The towers were to be clad in "reflective, mirror polished and green-coloured, stainless steel" to reflect light and capture movement. One tower was to have "a locational latitude of 53.25 degrees and is orientated due south to function in a similar, but more scientifically sophisticated manner, to that of the gnomon of an immense sundial". The tower would cast a shadow on a sixty-metre elliptical base. The remaining towers were to be aligned to the extremes of sunrise and sunset.

==Derbyshire site==
In 2002, it was announced that construction of the 40 m sculpture, designed by Richard Swain and Adam Walkden would be commenced at Poolsbrook, near Chesterfield, Derbyshire. A scale model of the sculpture was exhibited at the Royal Observatory Greenwich. The site, near the M1 Motorway, was to be visible to 45,000 motorists an hour. Completion was expected by June 2003. Eventually, work on the foundations commenced in January 2004, and it was announced that it was expected to have the sculpture in place by the time of the Autumn Equinox on 22 September of that year. By December 2005, there was little progress, with a completion date of Summer 2006 given.
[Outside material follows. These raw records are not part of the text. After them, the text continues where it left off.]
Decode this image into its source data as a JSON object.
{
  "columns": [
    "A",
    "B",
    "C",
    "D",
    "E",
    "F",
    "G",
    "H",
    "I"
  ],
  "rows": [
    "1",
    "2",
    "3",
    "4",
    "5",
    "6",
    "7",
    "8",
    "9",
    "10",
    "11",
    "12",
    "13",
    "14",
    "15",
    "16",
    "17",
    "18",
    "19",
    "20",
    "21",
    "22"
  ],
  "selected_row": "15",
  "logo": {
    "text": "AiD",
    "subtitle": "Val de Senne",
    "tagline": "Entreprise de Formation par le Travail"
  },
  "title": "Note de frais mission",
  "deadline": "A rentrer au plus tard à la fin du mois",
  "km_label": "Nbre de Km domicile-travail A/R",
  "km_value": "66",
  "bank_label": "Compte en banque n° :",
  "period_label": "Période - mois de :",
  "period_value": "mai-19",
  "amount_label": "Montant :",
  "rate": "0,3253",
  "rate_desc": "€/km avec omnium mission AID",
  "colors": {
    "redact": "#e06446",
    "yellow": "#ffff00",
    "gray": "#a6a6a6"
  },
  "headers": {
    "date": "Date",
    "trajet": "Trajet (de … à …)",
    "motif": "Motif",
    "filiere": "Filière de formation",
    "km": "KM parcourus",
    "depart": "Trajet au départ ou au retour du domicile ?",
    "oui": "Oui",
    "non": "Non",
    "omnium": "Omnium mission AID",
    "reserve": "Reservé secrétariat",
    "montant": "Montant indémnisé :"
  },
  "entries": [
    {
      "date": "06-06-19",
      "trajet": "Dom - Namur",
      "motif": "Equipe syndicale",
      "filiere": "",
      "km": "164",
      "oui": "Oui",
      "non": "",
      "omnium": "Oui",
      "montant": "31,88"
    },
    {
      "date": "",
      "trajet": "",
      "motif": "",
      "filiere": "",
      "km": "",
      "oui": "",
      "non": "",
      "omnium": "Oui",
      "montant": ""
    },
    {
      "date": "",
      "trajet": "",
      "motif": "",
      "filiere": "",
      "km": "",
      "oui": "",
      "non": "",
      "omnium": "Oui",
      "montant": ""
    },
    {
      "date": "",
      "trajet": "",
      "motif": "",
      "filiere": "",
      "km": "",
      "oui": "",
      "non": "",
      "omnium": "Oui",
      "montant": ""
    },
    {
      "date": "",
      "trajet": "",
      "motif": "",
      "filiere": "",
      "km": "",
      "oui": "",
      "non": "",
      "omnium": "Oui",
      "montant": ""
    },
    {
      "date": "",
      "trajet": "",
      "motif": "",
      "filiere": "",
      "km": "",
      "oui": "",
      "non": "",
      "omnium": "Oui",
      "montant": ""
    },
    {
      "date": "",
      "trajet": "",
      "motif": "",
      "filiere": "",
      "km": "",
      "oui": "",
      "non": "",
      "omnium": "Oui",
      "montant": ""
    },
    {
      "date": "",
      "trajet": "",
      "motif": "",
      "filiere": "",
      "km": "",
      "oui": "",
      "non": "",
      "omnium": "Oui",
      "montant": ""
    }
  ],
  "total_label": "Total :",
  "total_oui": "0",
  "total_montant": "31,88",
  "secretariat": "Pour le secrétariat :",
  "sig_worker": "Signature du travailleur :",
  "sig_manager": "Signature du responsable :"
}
By September 2007, work had still not started, mainly due to financial problems. It was hoped that construction would finally begin in Spring of the following year, with completion about nine months later. However, in November 2007, the Derbyshire site was abandoned. Instead, it was decided to build a 58 m sculpture near Poole in Dorset.

=="Moments in Time"==
In February 2006, the Solar Pyramid website began the sale of "Moments in Time" to the public. For £49.75 the purchaser received a certificate of ownership of "a chosen one-minute slot at a date and time that carries special significance for them". A numbered plaque marking the minute would also be affixed to the floor of the planned sundial.

==Dorset site==
Negotiations with Poole Borough Council began in November 2007. The project had the support of Poole Tourism Partnership. The scheme for the sculpture was opened to public consultation in December 2007, but the response was overwhelmingly negative. In January 2008, Poole Borough Council announced they would not be going ahead, partly due to "unanswered questions about adequate funding". The council's leader issued a statement explaining the decision:

"...no taxpayers' money will be invested in the delivery of this proposal and at this stage, Solar Pyramid Ltd has not been able to provide the necessary evidence of costs and funding for the Council to proceed with the assessment work with sufficient confidence. I will therefore be instructing the Council's Chief Executive to make arrangements to withdraw from discussions with Solar Pyramid Ltd."
All references to Poole were quickly removed from the project website.

==Winding up of company==
According to documents lodged with the Registrar of Companies, the directors of the company resigned and an application for a voluntary striking off the register was made in June 2009. The final notice indicating that the company had been voluntarily dissolved appeared in the London Gazette in September 2009.